La production de pétrole avait déjà quasiment doublé sous la présidence d’Obama ! Et même pendant les COP, Biden comme Obama n’ont jamais voulu que l’on remette en cause le mode de vie américain, même s’ils parlaient de manière policée et aimable. Trump ne fait qu’exprimer de manière violente et outrancière l’état d’esprit profond d’une grande partie des américains, y compris dans le camp démocrate.
Son climato-scepticisme ne vous pose pas de problème ?
Ce qui me pose davantage de problème, c’est sa chasse aux sorcières lancée contre les scientifiques qui va mettre à mal toute l’information que les Etats-Unis fournissaient jusqu’ici au monde en matière d’observation climatique grâce à la Nasa et aux nombreuses stations de mesures américaines. En affaiblissant la recherche américaine sur le climat, il obscurcit la vision de tous.
A vous entendre, il y a peu de raisons d’espérer.
Il y en a au contraire. Les émissions de gaz à effet de serre n’ont certes jamais été aussi élevées dans le monde, mais elles baissent en Europe. Le fait qu’il faille d’urgence se décarboner est très largement partagé dans le monde. Même si cela cahote un peu, on voit de plus en plus de voitures électriques, de bâtiments mieux isolés. Quant au climatosecpticisme, il est beaucoup plus fort au sein de certains partis politiques que de la population.

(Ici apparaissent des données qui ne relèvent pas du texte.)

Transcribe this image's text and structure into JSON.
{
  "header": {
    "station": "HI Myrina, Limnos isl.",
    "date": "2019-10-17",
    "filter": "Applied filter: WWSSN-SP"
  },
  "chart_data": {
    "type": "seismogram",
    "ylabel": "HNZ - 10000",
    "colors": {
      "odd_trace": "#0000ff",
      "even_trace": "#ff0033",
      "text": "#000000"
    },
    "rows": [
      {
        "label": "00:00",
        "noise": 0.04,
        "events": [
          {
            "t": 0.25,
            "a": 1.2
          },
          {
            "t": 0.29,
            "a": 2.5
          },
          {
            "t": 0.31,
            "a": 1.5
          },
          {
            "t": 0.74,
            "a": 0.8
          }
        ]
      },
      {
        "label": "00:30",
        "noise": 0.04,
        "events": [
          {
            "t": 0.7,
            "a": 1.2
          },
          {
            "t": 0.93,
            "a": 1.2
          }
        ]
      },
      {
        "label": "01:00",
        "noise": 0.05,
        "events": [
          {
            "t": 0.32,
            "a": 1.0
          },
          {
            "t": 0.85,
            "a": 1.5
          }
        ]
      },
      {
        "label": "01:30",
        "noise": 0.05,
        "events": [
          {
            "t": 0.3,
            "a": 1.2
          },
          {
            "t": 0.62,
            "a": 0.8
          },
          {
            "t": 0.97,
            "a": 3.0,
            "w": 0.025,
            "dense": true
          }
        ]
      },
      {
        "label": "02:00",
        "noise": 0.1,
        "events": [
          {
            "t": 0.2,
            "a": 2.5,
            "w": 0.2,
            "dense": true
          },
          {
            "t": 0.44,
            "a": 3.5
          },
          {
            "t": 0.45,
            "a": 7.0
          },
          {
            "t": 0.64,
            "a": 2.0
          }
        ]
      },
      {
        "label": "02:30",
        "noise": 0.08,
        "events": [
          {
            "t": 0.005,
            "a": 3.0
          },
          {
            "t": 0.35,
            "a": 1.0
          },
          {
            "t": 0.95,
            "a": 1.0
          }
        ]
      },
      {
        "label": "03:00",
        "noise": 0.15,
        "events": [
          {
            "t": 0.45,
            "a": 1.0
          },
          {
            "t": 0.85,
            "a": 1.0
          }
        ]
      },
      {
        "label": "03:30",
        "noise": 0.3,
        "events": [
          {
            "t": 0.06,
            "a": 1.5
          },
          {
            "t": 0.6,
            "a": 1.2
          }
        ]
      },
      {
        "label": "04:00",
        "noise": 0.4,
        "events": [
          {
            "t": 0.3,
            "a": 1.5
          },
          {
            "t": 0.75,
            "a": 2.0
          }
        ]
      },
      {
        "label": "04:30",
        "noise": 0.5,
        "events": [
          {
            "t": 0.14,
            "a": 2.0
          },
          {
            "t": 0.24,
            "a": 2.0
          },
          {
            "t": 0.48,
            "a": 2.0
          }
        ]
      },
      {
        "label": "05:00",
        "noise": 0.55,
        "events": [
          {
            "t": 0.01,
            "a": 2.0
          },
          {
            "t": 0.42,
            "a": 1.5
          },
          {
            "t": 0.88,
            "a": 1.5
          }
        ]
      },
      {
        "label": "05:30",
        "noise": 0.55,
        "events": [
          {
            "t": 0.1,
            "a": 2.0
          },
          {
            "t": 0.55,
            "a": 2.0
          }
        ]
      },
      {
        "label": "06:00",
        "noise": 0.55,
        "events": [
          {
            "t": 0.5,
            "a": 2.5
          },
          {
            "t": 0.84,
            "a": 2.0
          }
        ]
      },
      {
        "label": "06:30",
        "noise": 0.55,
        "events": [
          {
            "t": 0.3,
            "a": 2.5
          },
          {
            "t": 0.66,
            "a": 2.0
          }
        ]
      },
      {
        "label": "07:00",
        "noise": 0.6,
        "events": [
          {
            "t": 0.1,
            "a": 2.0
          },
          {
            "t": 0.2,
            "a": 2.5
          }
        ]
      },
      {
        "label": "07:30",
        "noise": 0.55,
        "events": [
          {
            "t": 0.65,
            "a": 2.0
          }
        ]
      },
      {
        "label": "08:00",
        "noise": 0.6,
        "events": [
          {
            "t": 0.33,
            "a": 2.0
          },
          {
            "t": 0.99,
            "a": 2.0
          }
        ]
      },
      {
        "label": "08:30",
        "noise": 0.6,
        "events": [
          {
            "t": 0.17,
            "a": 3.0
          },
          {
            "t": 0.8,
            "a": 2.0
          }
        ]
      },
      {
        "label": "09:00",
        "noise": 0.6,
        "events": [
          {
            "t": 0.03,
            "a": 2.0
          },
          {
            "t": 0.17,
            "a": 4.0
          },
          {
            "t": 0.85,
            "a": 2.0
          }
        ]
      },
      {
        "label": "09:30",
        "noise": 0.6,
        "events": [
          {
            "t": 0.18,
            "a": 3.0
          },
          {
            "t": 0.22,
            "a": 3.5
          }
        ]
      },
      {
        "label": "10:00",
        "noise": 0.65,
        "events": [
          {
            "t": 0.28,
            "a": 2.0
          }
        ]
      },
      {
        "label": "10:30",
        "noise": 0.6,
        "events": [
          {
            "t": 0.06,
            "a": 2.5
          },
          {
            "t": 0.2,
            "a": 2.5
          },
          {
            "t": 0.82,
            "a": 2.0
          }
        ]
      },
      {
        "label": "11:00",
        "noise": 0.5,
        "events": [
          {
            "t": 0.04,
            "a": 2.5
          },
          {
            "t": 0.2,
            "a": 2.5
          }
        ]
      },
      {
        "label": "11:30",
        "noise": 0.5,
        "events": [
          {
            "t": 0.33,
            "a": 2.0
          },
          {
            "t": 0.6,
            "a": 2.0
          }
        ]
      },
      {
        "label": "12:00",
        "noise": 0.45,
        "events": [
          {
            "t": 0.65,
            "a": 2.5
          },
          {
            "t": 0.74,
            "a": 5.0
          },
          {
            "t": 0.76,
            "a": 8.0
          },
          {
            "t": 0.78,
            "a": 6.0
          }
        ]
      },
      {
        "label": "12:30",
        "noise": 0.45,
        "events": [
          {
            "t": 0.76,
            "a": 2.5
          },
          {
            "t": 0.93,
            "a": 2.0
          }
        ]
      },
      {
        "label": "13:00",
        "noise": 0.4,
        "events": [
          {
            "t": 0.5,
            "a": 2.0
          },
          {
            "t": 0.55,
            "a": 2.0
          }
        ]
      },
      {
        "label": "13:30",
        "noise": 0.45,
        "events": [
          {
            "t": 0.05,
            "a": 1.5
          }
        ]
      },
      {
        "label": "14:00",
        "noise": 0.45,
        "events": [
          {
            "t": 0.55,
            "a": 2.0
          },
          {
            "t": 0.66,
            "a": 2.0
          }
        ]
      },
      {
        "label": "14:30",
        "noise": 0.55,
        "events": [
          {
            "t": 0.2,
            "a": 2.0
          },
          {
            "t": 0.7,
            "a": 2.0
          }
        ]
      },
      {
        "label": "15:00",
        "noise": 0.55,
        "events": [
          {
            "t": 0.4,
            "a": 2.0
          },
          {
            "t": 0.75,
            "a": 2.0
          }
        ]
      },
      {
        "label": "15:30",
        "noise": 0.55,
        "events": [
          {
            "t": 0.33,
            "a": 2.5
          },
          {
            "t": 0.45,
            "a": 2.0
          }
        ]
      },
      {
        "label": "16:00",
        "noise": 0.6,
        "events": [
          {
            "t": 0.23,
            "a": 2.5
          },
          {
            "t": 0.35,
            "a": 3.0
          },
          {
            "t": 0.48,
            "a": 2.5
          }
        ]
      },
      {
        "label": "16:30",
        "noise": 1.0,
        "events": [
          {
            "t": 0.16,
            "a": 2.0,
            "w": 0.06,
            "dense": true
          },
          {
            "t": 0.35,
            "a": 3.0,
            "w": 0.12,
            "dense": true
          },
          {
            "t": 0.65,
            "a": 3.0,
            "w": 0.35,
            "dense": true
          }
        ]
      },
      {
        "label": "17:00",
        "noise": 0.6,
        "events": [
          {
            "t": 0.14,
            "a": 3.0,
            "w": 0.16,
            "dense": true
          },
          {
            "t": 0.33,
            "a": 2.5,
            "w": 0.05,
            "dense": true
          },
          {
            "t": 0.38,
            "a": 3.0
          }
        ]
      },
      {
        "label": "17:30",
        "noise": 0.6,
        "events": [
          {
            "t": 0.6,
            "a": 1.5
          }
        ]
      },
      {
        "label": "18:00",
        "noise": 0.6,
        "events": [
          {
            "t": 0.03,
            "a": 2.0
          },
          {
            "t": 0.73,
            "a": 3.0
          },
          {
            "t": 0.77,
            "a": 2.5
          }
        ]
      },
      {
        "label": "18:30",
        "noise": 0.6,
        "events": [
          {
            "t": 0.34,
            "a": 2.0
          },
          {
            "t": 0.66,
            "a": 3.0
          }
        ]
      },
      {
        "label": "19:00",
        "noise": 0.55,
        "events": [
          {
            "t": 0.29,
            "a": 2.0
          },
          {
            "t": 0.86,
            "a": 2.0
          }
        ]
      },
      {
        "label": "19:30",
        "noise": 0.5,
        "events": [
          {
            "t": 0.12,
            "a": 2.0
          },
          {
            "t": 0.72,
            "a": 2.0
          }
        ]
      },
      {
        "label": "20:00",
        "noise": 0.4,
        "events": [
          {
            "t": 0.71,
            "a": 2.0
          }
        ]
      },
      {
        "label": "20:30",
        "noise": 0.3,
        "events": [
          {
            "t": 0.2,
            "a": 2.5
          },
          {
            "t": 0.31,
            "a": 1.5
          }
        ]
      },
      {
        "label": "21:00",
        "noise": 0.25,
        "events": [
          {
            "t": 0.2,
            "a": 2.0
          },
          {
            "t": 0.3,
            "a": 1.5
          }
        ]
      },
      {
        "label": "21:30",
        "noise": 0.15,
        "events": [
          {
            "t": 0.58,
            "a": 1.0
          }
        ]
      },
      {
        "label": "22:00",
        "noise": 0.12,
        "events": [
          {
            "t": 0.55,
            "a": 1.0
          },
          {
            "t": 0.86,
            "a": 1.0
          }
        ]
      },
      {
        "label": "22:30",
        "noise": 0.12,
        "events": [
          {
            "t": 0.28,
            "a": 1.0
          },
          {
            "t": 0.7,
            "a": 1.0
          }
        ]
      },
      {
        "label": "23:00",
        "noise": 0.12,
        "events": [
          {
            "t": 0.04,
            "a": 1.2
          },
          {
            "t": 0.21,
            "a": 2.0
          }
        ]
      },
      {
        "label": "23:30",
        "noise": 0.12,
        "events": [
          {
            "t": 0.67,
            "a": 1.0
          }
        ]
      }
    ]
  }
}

Même au sein du RN, les dirigeants sont plus trumpistes dans leurs discours et davantage dans la surenchère que leurs électeurs.
Le slogan « Make our planet great again » d’Emmanuel Macron a-t-il fait pschitt ?
Je ne vais pas tirer sur l’ambulance (rires). Quand Trump 1 s’était retiré des accords de Paris et qu’Emmanuel Macron avait lancé ce slogan, j’avais posté un message disant que cela offrait sur un plateau d’argent la possibilité au Président français d’avoir un destin mondial, une vision gaullienne en inventant la décarbonation à la française avant les autres. C’est très exactement ce qu’ont fait… les Chinois, qui nous inondent en panneaux solaires et voitures électriques. La France, elle, a pour le moment raté cette opportunité de faire de la décarbonation un grand projet de société. Mais la partie n’est pas finie.
En est-il seul comptable ?
La classe politique française dans son ensemble n’a pas compris l’importance de ce qui est physique et biologique. Les politiques ont beaucoup de mal à lever les yeux et à sortir des logiques de court terme pour avoir le sens de l’histoire.
Mais que répondre à ceux qui dénoncent une écologie punitive ?
C’est un slogan « putaclic ». La vie en société demande des règles, donc des interdictions, qui sont paradoxalement les garantes de notre liberté. C’est l’interdiction de rouler à gauche qui vous garantit la liberté d’utiliser votre voiture ! Ce slogan drague démagogiquement les Français qui s’estiment déjà en situation de déclassement, et qui ne voient que l’effort dans la transition. Mais décarboner la société, c’est défendre notre santé, notre économie, la ruralité, ou notre souveraineté alimentaire. L’adhésion à un tel projet va aujourd’hui très au-delà du vote pour le parti écologiste.